Pierre-Olivier Essig, head of research at AIR Capital, didn’t hold back, saying the Luce is “a mix between a Honda Accord EV and a Tesla 3,” and calling Ferrari’s new strategy “lost in translation.” Shares in Milan dropped as much as 7.8% right after the reveal, according to Cinco Días citing Bloomberg. Cinco Días
Lamborghini and Porsche have both held back on strong bets for luxury EV demand. Ferrari is moving the other way, pressing ahead with a pricey electric model pitched at families and younger customers not as interested in V8 or V12 engines.

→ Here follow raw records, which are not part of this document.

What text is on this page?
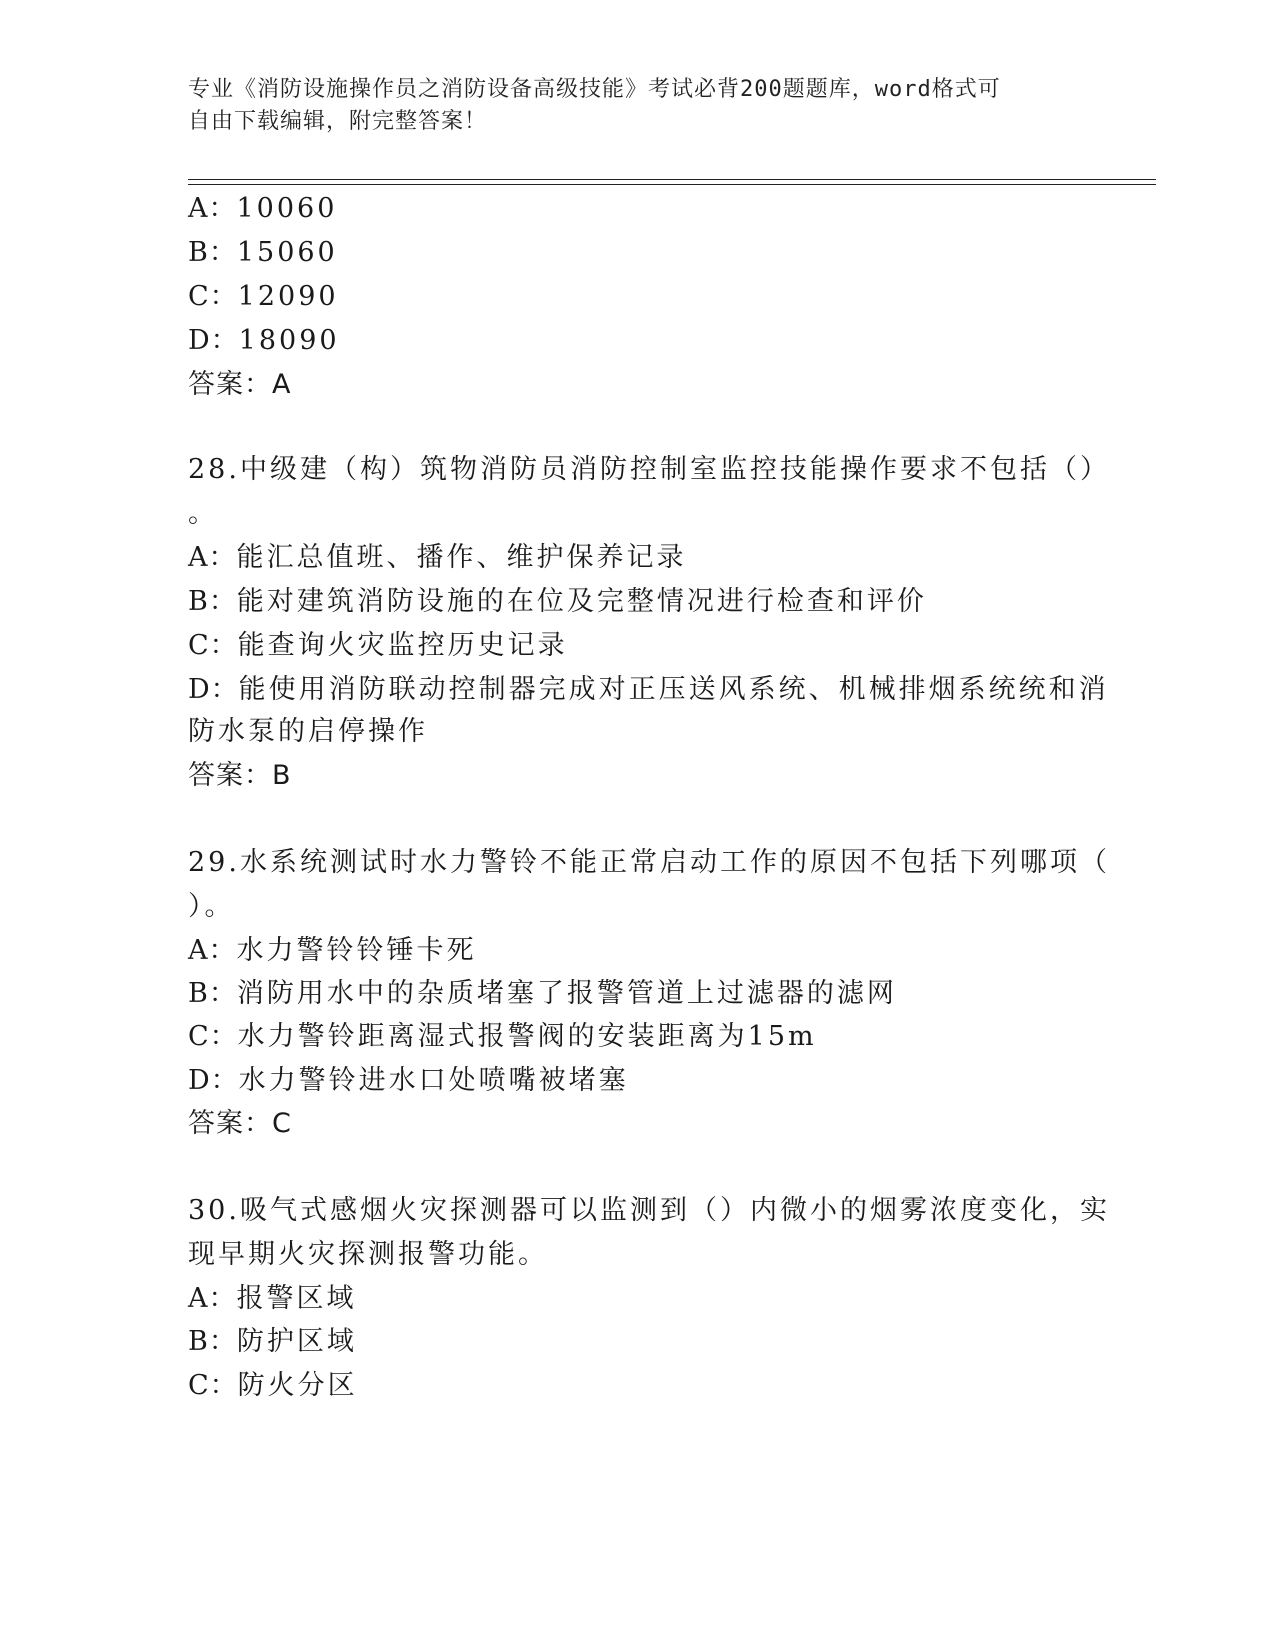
专业《消防设施操作员之消防设备高级技能》考试必背200题题库，word格式可
自由下载编辑，附完整答案！
A：10060
B：15060
C：12090
D：18090
答案：A
28.中级建（构）筑物消防员消防控制室监控技能操作要求不包括（）
。
A：能汇总值班、播作、维护保养记录
B：能对建筑消防设施的在位及完整情况进行检查和评价
C：能查询火灾监控历史记录
D：能使用消防联动控制器完成对正压送风系统、机械排烟系统统和消
防水泵的启停操作
答案：B
29.水系统测试时水力警铃不能正常启动工作的原因不包括下列哪项（
）。
A：水力警铃铃锤卡死
B：消防用水中的杂质堵塞了报警管道上过滤器的滤网
C：水力警铃距离湿式报警阀的安装距离为15m
D：水力警铃进水口处喷嘴被堵塞
答案：C
30.吸气式感烟火灾探测器可以监测到（）内微小的烟雾浓度变化，实
现早期火灾探测报警功能。
A：报警区域
B：防护区域
C：防火分区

Ferrari still has cushions that most carmakers don’t. The company this month kept its 2026 EBITDA target at no less than 2.93 billion euros and reported a 4% rise in first-quarter EBITDA to 722 million euros. CEO Benedetto Vigna said the order book keeps stretching out to late 2027, and he’s not seeing any “strange” or “abnormal” cancellations. Reuters
The backlog means investors are looking forward, not just at this quarter. Ferrari makes and sells few cars, but gets high prices for custom features and controls supply. A low-volume EV could still move the stock if it shifts how the market sees the brand.
Luce could end up as an expensive experiment instead of a real profit driver. Margins and sentiment might take a hit if luxury demand stays soft, used EV prices keep slipping, or U.S. tariffs hit European cars. Pushback on the design could add to the pressure, even if early orders look fine.
Milan markets ran as usual on Tuesday. May 26 isn’t on Borsa Italiana’s 2026 holiday schedule, and Euronext Milan kept its typical 9:00 a.m. to 5:30 p.m. CEST trading hours.